Progress against infectious diseases, aided by organizations such as the Global Fund to Fight AIDS, Tuberculosis and Malaria, has helped extend life expectancy. As people live longer, other illnesses such as cancer are more likely to develop. In sub-Saharan Africa, the number of new cancer cases will double in the next 15 years, straining medical systems there, the researchers said at the European Cancer Congress in Amsterdam today.
Cancer is already the biggest drain on the global economy, and costs $895 billion a year in lost productivity alone, the American Cancer Society estimated in 2010. By 2030, there will be about 26 million new cases of cancer a year worldwide, compared with 12.7 million in 2008, and most new cases will be in developing nations, according to a 500-page report presented by the researchers.
“The big problem is that in the low-resource countries, patients present with advanced disease,” said Peter Boyle, who led the coalition and is president of the International Prevention Research Institute in Lyon, France. “The case fatality rate is very, very high, and we’re not in a position to do anything about that because we haven’t got our act together.”

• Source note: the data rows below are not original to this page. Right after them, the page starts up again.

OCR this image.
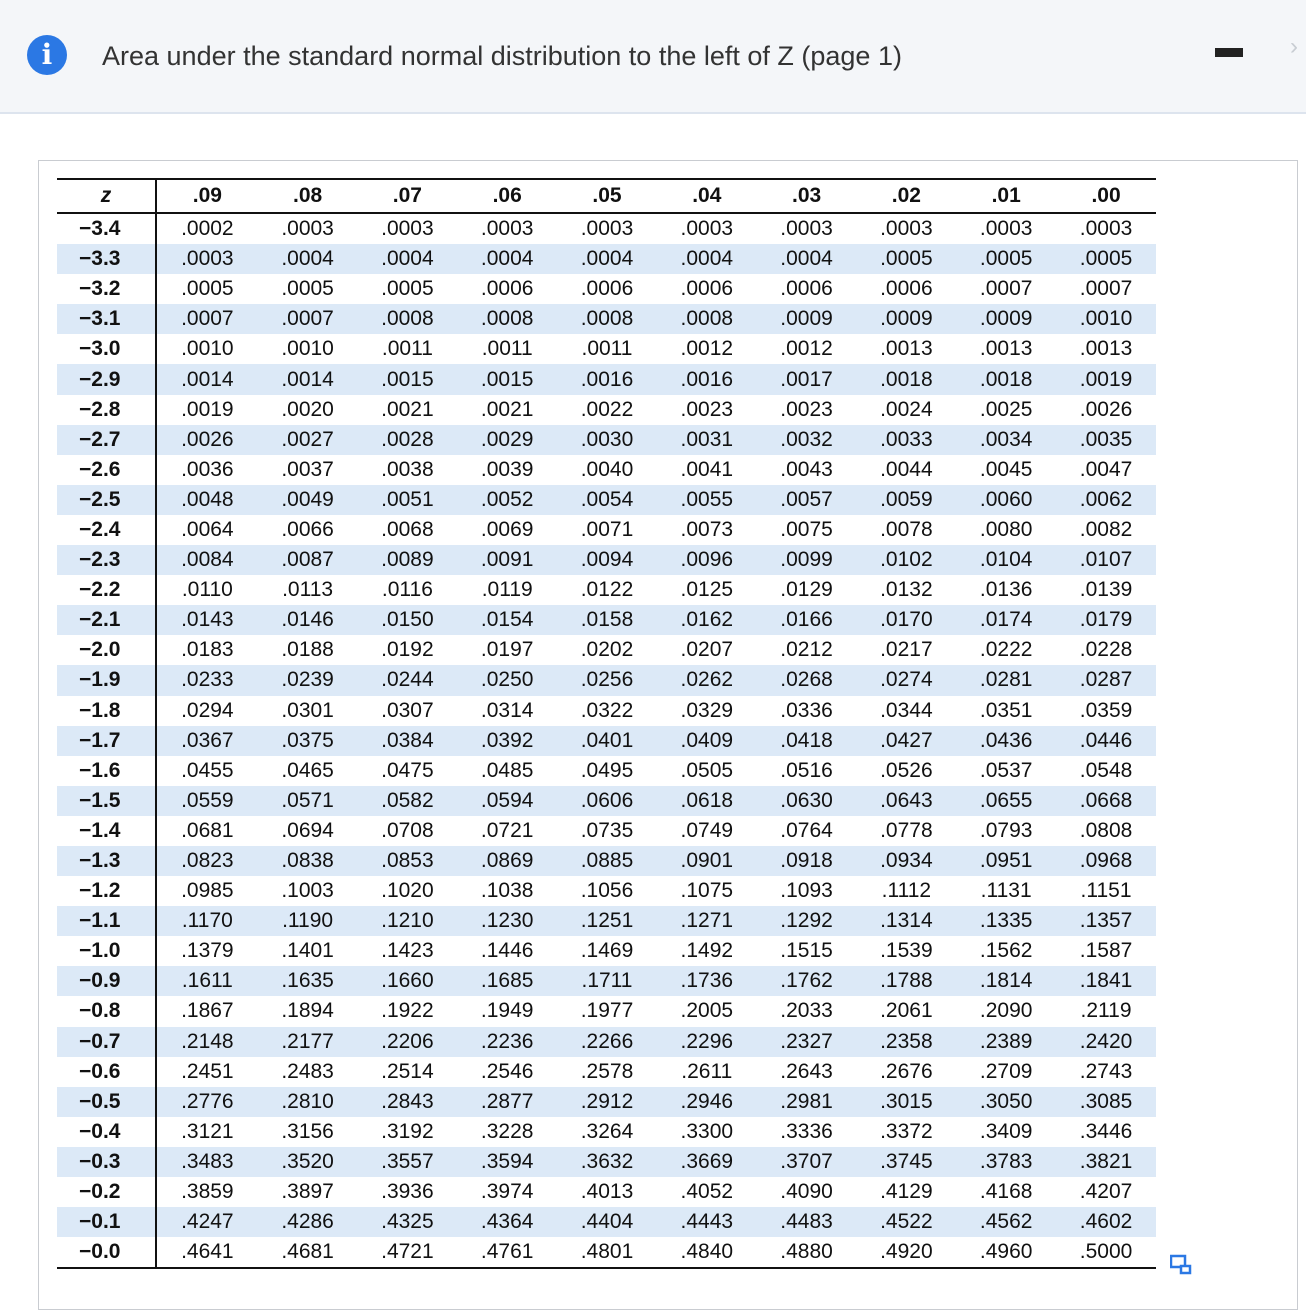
i	Area under the standard normal distribution to the left of Z (page 1)	›
z	.09	.08	.07	.06	.05	.04	.03	.02	.01	.00
−3.4	.0002	.0003	.0003	.0003	.0003	.0003	.0003	.0003	.0003	.0003
−3.3	.0003	.0004	.0004	.0004	.0004	.0004	.0004	.0005	.0005	.0005
−3.2	.0005	.0005	.0005	.0006	.0006	.0006	.0006	.0006	.0007	.0007
−3.1	.0007	.0007	.0008	.0008	.0008	.0008	.0009	.0009	.0009	.0010
−3.0	.0010	.0010	.0011	.0011	.0011	.0012	.0012	.0013	.0013	.0013
−2.9	.0014	.0014	.0015	.0015	.0016	.0016	.0017	.0018	.0018	.0019
−2.8	.0019	.0020	.0021	.0021	.0022	.0023	.0023	.0024	.0025	.0026
−2.7	.0026	.0027	.0028	.0029	.0030	.0031	.0032	.0033	.0034	.0035
−2.6	.0036	.0037	.0038	.0039	.0040	.0041	.0043	.0044	.0045	.0047
−2.5	.0048	.0049	.0051	.0052	.0054	.0055	.0057	.0059	.0060	.0062
−2.4	.0064	.0066	.0068	.0069	.0071	.0073	.0075	.0078	.0080	.0082
−2.3	.0084	.0087	.0089	.0091	.0094	.0096	.0099	.0102	.0104	.0107
−2.2	.0110	.0113	.0116	.0119	.0122	.0125	.0129	.0132	.0136	.0139
−2.1	.0143	.0146	.0150	.0154	.0158	.0162	.0166	.0170	.0174	.0179
−2.0	.0183	.0188	.0192	.0197	.0202	.0207	.0212	.0217	.0222	.0228
−1.9	.0233	.0239	.0244	.0250	.0256	.0262	.0268	.0274	.0281	.0287
−1.8	.0294	.0301	.0307	.0314	.0322	.0329	.0336	.0344	.0351	.0359
−1.7	.0367	.0375	.0384	.0392	.0401	.0409	.0418	.0427	.0436	.0446
−1.6	.0455	.0465	.0475	.0485	.0495	.0505	.0516	.0526	.0537	.0548
−1.5	.0559	.0571	.0582	.0594	.0606	.0618	.0630	.0643	.0655	.0668
−1.4	.0681	.0694	.0708	.0721	.0735	.0749	.0764	.0778	.0793	.0808
−1.3	.0823	.0838	.0853	.0869	.0885	.0901	.0918	.0934	.0951	.0968
−1.2	.0985	.1003	.1020	.1038	.1056	.1075	.1093	.1112	.1131	.1151
−1.1	.1170	.1190	.1210	.1230	.1251	.1271	.1292	.1314	.1335	.1357
−1.0	.1379	.1401	.1423	.1446	.1469	.1492	.1515	.1539	.1562	.1587
−0.9	.1611	.1635	.1660	.1685	.1711	.1736	.1762	.1788	.1814	.1841
−0.8	.1867	.1894	.1922	.1949	.1977	.2005	.2033	.2061	.2090	.2119
−0.7	.2148	.2177	.2206	.2236	.2266	.2296	.2327	.2358	.2389	.2420
−0.6	.2451	.2483	.2514	.2546	.2578	.2611	.2643	.2676	.2709	.2743
−0.5	.2776	.2810	.2843	.2877	.2912	.2946	.2981	.3015	.3050	.3085
−0.4	.3121	.3156	.3192	.3228	.3264	.3300	.3336	.3372	.3409	.3446
−0.3	.3483	.3520	.3557	.3594	.3632	.3669	.3707	.3745	.3783	.3821
−0.2	.3859	.3897	.3936	.3974	.4013	.4052	.4090	.4129	.4168	.4207
−0.1	.4247	.4286	.4325	.4364	.4404	.4443	.4483	.4522	.4562	.4602
−0.0	.4641	.4681	.4721	.4761	.4801	.4840	.4880	.4920	.4960	.5000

Detecting, treating and preventing cancer in developing countries will need a global financing partnership similar to the Geneva-based Global Fund, which has helped combat the world’s three biggest infectious killers since it was created in 2002, Boyle said.
While that fund has received about $28 billion in contributions, mainly from governments, fighting cancer will require a far bigger financial commitment that should be led by the health-care industry, Boyle said. Reducing cancer fatality rates in poor countries to the same level as rich countries would cost an extra $217 billion a year, the Economist Intelligence Unit estimated in 2009.
“There’s no single source of philanthropy, there’s no government, there’s no company, there’s no single institution that can afford that sort of investment,” Boyle said. “New models are necessary to cope with this situation and the situation to come.”